The 1920s were a time of enormous flux, and banks and their customers understood that times were changing, and that today’s problems were not necessarily going to be tomorrow’s. The community foundation model allowed banks to work with professional grantmakers to steward charitable legacies, making sure gifts were used to stay relevant and respond to the challenges of the day.

Today, nearly 800 U.S. community foundations collectively grant more than $6.5 billion each year and manage more than $82 billion in charitable assets.

Roger Juan Maldonado, photo by Ari Mintz
Meet donor Roger Juan Maldonado

“My father and grandfather were both Army veterans and my mother gave birth to me at a military base, so I was literally born into a world of public service.

While in law school, I worked one summer helping people in Vieques, Puerto Rico, who were trying to stop the U.S. Navy from using a portion of their island as a bombing range during military exercises. After that experience, I said, ‘This is what I want to do.’”

Roger Juan Maldonado is a trustee emeritus of The Trust, partner at Smith Gambrell Russell LLP, and a past president of the New York City Bar Association. He established a fund in The Trust in 2007 and is a member of our Legacy Society.


Hallie S. Hobson, photo by Marty Lipp
Meet donor Hallie S. Hobson

“In philanthropy, I think it’s important to put your dollars where your values are. It takes resources to bring good into the world, so we should commit to causes that are important to us and support them.

I’ve lived all over the country, but I fell in love with New York because of its energy and vibrant arts community. One of the incredible things about New York is you don’t have to buy a ticket and go in to see a show at a museum or theater. There’s just magic on the streets all the time in these serendipitous encounters with people and culture.”

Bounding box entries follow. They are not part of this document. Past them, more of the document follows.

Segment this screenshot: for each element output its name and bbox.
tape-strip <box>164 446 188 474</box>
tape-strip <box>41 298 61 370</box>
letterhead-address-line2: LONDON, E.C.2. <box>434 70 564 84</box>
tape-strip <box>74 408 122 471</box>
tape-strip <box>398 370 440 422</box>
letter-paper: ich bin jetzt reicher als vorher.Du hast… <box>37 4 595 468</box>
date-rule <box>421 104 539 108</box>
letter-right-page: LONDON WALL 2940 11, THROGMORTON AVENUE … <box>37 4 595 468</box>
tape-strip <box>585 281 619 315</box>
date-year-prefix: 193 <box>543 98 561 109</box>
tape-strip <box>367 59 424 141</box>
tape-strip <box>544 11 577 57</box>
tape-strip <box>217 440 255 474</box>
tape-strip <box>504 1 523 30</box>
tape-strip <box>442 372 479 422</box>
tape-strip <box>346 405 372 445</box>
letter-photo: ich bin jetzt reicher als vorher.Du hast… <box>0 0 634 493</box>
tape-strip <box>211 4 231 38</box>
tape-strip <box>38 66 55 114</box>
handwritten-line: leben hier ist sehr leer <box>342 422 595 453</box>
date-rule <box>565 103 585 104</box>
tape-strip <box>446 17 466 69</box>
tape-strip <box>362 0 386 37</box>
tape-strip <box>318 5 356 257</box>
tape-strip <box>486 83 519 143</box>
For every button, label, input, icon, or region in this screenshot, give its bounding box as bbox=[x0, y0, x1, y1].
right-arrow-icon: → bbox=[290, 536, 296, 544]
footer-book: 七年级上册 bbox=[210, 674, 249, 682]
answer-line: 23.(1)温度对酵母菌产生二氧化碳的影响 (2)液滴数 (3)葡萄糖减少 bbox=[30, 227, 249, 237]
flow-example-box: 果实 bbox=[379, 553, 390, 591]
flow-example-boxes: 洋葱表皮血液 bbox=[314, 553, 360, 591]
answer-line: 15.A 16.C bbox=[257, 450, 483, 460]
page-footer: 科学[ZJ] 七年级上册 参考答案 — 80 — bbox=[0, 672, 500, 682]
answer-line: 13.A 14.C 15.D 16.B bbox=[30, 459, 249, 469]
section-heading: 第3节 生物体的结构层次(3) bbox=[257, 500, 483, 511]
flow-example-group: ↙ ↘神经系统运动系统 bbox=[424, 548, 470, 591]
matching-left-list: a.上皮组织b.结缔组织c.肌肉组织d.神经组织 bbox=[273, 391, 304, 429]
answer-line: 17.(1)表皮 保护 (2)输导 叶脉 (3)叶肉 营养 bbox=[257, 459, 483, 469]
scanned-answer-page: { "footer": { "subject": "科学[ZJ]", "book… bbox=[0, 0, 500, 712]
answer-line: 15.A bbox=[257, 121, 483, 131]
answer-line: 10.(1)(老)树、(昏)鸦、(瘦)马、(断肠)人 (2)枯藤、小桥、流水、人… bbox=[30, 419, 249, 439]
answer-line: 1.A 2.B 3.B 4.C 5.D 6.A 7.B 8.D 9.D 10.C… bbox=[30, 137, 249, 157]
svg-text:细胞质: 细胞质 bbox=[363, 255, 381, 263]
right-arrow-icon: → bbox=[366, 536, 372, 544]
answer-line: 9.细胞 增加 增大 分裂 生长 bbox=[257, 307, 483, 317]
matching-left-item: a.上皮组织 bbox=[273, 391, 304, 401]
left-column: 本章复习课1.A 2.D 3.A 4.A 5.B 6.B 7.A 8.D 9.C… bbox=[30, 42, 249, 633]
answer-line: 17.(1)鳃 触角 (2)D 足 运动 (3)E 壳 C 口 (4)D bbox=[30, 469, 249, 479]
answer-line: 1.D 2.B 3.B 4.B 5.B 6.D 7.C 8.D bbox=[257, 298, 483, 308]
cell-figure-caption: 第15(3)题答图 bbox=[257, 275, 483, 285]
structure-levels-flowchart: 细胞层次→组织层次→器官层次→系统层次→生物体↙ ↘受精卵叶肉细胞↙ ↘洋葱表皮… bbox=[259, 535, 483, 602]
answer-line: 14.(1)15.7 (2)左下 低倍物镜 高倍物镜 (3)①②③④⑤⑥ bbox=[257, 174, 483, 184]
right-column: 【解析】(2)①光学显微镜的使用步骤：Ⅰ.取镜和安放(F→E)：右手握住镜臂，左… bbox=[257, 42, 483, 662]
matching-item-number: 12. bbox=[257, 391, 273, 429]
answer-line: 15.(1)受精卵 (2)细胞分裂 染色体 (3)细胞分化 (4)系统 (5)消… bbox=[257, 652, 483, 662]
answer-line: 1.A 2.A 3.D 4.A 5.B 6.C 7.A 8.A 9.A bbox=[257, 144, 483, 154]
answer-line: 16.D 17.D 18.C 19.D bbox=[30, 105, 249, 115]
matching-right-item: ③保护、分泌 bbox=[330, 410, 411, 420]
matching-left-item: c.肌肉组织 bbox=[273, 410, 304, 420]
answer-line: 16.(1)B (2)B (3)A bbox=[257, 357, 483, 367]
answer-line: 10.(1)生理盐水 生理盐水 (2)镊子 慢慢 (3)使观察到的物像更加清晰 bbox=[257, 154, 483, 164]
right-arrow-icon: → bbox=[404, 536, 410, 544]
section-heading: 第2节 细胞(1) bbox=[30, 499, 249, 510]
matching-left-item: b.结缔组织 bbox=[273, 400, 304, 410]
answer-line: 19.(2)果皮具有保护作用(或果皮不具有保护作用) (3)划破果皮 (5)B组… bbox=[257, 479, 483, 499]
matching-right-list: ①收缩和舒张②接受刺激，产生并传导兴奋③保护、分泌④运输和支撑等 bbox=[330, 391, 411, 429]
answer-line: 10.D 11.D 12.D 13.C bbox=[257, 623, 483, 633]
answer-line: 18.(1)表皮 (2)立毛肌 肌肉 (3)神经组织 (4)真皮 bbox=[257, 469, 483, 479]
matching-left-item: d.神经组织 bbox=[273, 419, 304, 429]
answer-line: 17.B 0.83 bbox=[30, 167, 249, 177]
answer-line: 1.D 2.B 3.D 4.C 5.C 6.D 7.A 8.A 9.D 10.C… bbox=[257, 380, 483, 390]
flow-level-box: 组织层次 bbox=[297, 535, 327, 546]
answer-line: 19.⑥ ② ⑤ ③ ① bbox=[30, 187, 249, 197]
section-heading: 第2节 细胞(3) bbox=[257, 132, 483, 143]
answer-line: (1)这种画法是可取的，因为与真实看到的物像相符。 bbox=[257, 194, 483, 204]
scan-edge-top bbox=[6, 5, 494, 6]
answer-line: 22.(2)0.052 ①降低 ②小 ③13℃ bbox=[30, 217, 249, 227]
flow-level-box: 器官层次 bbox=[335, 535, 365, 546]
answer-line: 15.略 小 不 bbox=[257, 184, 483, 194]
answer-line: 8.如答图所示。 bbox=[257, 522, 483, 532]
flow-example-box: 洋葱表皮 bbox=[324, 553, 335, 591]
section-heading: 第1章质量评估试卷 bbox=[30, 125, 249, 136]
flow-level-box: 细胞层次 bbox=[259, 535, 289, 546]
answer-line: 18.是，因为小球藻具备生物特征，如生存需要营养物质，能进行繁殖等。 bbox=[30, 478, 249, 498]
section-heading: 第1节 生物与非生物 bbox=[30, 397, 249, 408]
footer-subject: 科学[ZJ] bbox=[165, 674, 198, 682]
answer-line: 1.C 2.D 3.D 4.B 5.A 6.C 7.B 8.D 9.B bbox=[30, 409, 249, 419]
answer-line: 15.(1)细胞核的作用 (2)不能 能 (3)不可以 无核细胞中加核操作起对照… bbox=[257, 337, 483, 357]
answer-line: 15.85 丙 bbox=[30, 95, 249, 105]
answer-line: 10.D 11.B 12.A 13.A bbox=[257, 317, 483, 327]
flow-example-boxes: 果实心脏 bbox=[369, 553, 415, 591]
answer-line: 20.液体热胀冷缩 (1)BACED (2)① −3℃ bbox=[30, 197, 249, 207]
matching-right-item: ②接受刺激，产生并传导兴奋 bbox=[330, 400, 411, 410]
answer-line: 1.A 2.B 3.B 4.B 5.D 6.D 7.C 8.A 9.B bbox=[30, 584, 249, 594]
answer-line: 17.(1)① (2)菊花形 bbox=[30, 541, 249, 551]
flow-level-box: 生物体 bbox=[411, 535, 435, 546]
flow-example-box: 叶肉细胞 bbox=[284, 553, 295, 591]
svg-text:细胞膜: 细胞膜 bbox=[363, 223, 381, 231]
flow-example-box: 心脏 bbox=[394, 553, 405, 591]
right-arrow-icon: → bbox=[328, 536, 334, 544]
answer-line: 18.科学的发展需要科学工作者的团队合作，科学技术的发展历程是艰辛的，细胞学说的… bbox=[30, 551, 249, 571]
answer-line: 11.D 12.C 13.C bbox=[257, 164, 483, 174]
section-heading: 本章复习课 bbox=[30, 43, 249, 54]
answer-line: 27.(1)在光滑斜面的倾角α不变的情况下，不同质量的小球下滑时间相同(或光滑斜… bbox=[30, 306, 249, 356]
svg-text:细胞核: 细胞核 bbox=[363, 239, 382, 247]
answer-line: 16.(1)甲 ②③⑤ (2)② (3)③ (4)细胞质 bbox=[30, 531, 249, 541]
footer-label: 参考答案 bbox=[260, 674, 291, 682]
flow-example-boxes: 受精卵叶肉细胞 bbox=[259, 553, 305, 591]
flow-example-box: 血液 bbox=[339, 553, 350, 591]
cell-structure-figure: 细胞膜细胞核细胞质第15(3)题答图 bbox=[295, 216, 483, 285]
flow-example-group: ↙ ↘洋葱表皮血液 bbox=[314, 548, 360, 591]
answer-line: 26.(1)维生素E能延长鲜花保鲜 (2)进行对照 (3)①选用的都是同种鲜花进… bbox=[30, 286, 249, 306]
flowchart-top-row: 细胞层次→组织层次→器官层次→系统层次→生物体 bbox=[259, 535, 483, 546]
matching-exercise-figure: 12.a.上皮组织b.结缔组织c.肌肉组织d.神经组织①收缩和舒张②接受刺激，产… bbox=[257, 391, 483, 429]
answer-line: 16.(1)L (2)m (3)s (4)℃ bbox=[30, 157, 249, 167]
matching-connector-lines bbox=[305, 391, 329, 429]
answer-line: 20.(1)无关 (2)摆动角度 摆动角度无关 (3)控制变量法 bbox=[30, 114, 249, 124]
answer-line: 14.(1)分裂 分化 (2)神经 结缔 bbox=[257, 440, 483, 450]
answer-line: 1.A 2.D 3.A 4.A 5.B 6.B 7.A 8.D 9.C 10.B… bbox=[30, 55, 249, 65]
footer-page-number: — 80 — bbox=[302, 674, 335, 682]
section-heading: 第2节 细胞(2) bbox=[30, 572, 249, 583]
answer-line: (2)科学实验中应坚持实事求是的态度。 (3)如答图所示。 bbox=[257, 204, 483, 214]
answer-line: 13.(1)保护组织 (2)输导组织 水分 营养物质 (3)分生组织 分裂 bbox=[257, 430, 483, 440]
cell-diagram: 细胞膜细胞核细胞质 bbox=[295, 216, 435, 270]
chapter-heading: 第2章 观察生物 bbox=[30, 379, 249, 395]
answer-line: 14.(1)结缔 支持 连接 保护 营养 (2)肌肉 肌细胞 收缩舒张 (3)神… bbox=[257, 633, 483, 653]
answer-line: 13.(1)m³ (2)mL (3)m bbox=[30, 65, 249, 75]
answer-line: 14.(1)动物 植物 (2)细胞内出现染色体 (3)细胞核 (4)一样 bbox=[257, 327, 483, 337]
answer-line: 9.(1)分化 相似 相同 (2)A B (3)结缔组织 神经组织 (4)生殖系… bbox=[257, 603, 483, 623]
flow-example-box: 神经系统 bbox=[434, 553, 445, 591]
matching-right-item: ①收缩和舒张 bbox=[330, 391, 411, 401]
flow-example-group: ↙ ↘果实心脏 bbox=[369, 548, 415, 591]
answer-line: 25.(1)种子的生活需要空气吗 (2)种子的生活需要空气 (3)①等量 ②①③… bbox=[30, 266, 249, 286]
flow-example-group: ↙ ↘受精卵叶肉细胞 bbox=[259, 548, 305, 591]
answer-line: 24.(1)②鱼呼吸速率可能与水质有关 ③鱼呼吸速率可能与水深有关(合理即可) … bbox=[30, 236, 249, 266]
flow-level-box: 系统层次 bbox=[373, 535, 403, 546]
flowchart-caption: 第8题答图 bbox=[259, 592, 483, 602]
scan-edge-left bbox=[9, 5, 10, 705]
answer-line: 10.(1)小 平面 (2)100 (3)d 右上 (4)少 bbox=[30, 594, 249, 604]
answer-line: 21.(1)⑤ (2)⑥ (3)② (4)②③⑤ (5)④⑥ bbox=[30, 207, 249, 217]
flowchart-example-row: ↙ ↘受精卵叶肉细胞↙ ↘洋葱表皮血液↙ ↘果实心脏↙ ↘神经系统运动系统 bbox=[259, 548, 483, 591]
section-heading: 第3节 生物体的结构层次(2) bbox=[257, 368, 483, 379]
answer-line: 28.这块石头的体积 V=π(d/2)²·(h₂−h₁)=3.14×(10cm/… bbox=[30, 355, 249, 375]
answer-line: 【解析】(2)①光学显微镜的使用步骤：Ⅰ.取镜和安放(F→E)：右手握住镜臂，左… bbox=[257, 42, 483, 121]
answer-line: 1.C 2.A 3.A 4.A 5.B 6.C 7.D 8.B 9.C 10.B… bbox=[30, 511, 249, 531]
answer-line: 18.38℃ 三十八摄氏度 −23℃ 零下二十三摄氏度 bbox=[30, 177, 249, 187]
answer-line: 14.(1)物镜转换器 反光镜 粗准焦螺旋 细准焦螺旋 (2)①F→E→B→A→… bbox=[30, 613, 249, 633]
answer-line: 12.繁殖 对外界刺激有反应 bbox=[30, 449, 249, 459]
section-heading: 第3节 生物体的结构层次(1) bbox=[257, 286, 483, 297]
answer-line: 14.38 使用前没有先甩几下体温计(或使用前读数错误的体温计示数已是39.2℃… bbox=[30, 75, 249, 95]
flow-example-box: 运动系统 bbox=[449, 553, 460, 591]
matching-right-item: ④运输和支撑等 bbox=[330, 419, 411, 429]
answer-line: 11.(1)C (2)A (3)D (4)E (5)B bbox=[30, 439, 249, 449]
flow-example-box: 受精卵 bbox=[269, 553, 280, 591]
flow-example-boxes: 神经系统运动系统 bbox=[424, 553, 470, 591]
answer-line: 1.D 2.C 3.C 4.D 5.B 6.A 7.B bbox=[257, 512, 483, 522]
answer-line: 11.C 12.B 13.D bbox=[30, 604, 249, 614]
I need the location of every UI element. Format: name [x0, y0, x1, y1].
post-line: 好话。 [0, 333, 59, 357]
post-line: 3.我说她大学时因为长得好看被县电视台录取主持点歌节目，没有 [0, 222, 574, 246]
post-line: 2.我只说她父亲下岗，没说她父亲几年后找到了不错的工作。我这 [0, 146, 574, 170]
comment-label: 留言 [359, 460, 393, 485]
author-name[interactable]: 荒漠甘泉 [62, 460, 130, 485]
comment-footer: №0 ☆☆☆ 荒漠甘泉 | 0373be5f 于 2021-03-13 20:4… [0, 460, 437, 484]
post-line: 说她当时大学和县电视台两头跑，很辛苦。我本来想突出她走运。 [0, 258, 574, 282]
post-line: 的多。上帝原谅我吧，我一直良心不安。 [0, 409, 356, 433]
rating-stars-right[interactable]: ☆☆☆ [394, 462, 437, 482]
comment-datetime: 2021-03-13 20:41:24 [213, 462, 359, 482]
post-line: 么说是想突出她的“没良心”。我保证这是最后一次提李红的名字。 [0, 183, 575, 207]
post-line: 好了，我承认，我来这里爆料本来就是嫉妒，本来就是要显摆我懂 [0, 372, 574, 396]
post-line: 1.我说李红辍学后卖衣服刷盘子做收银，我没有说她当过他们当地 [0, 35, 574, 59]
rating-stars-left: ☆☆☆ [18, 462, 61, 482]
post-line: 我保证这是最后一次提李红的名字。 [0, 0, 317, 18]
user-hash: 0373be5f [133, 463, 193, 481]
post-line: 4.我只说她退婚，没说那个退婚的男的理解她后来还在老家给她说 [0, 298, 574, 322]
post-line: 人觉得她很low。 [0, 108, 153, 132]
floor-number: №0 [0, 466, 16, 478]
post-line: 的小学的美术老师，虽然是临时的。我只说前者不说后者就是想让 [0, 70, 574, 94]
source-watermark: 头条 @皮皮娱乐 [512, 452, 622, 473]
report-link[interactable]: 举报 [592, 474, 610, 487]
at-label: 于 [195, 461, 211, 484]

Hallie S. Hobson is the Harlem-based founder and principal of HSH Consulting LLC, a boutique management consulting firm supporting nonprofit arts organizations. She created a fund in The Trust to honor her late father, Emmy award-winning television producer Charles Hobson, who, beginning in the 1960s, produced pioneering programs that gave a powerful voice to Black New Yorkers and helped dissipate racial stereotypes.